Buros-Nebraska Series on Measurement and Testing


Date of this Version


Document Type



From: The Computer and the Decision-Making Process, edited by Terry B. Gutkin and Steven L. Wise (Hillsdale, New Jersey, Hove & London: Lawrence Erlbaum Associates, 1991) .


Copyright © 1991 by Lawrence Erlbaum Associates, Inc. Digital Edition Copyright © 2012 Buros Center for Testing. This book may be downloaded, saved, and printed by an individual for their own use. No part of this book may be re-published, re-posted, or redistributed without written permission of the holder of copyright.


From preschool to graduate school, computer-based instruction (CBI) has become an increasingly common event in today's education and training community. The interactive characteristics of CBI and its ability to simulate advanced concepts and operations, such as patient management simulations for medical students (Whiteside & Whiteside, 1987/88) or the maneuvering of a jet airplane (Conkright, 1982), make CBI an attractive new instructional delivery system for educators working in many different fields .
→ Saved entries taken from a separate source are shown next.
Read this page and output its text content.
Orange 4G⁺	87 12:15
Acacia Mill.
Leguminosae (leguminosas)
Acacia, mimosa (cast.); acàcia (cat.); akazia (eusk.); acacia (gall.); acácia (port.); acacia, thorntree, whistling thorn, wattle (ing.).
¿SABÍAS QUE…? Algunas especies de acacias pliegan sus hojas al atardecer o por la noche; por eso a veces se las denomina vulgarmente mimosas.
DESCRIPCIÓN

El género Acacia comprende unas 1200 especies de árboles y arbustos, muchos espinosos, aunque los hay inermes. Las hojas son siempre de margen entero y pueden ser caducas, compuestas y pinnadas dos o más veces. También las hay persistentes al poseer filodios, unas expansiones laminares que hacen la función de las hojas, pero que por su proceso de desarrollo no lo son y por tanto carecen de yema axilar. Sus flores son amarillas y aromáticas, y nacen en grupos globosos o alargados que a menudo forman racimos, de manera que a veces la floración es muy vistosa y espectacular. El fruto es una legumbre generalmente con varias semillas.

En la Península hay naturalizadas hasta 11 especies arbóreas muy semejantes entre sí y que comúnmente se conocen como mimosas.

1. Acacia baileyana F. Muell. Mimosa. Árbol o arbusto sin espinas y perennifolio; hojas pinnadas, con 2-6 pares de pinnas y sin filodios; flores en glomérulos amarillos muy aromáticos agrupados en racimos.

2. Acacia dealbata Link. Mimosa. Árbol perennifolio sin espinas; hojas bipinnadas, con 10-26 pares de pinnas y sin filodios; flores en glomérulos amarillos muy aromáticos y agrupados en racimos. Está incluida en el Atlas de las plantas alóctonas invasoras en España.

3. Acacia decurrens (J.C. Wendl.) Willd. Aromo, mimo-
Because of these qualities , the computer has tremendous potential in educational and psychological measurement. For example, Millman & Arter (1984) describe how the computer aids in maintaining test-item banks. Item forms can be used by test specialists to develop computer-generated items from a set of well-defined item characteristics (Hambleton, 1984), which saves valuable time in item construction. Millman and Outlaw (1978) suggest that an additional advantage of item forms is that more items can be produced than those stored on a computer. Computers can also be used to administer tests . The advantages of using computer-administered tests range from the ability to individualize testing to increasing the efficiency and economy of analyzing testing information (Ward, 1984). Finally, computers can be used to score tests, report results, and conduct statistical analyses on the scores (Noonan & Dugliss, 1985).

Although the computer has a wide variety of instructional applications , computer technology is not a panacea for solving all educational problems. For instance, although there are a number of ways in which the computer could possibly improve the quality of instruction in our schools, there is currently a paucity of high-quality courseware available for educational purposes. Some educational software evaluation specialists suggest that up to 90% of the educational software available today is not worth purchasing (Olds, 1983). Measurement and evaluation specialists face similar problems. The costs associated with the design and development of good computer-based testing (CBT) programs are often prohibitively expensive. For this reason, when the computer is chosen as the testing delivery system, careful analysis of implementation questions and issues must take place.

The purpose of this chapter is to identify a number of practical implementation decisions that must be made when designing and developing criterion-referenced tests (CRTs) as a part of a larger system of computer-based instruction. Many of the concepts discussed generalize beyond large-scale courseware development efforts and apply to areas such as CBT in professional certification or licensing examinations, minimal competency testing at the local or state level, and norm referenced testing. This chapter extends earlier guidelines that addressed microcomputer- based testing (Mizokawa & Hamlin, 1984) and computer use for various stages of the testing process (Noonan & Dugliss , 1985).

We have clustered CBT development decision areas into four categories: test construction, test security, item presentation, and response capturing and scoring. Many of the decisions are interrelated, since the actions resulting from one decision limit choices at another decision point (i.e., a decision to allow a student to preview items at the start of a test generally precludes the option of adaptive testing when deciding item sequencing, since item presentation strategies in adaptive testing are dependent on the student's history of responses to previous items). The chapter concludes by introducing a checklist (Appendix A) designed to aid courseware developers and measurement specialists in making appropriate CBT implementation decisions.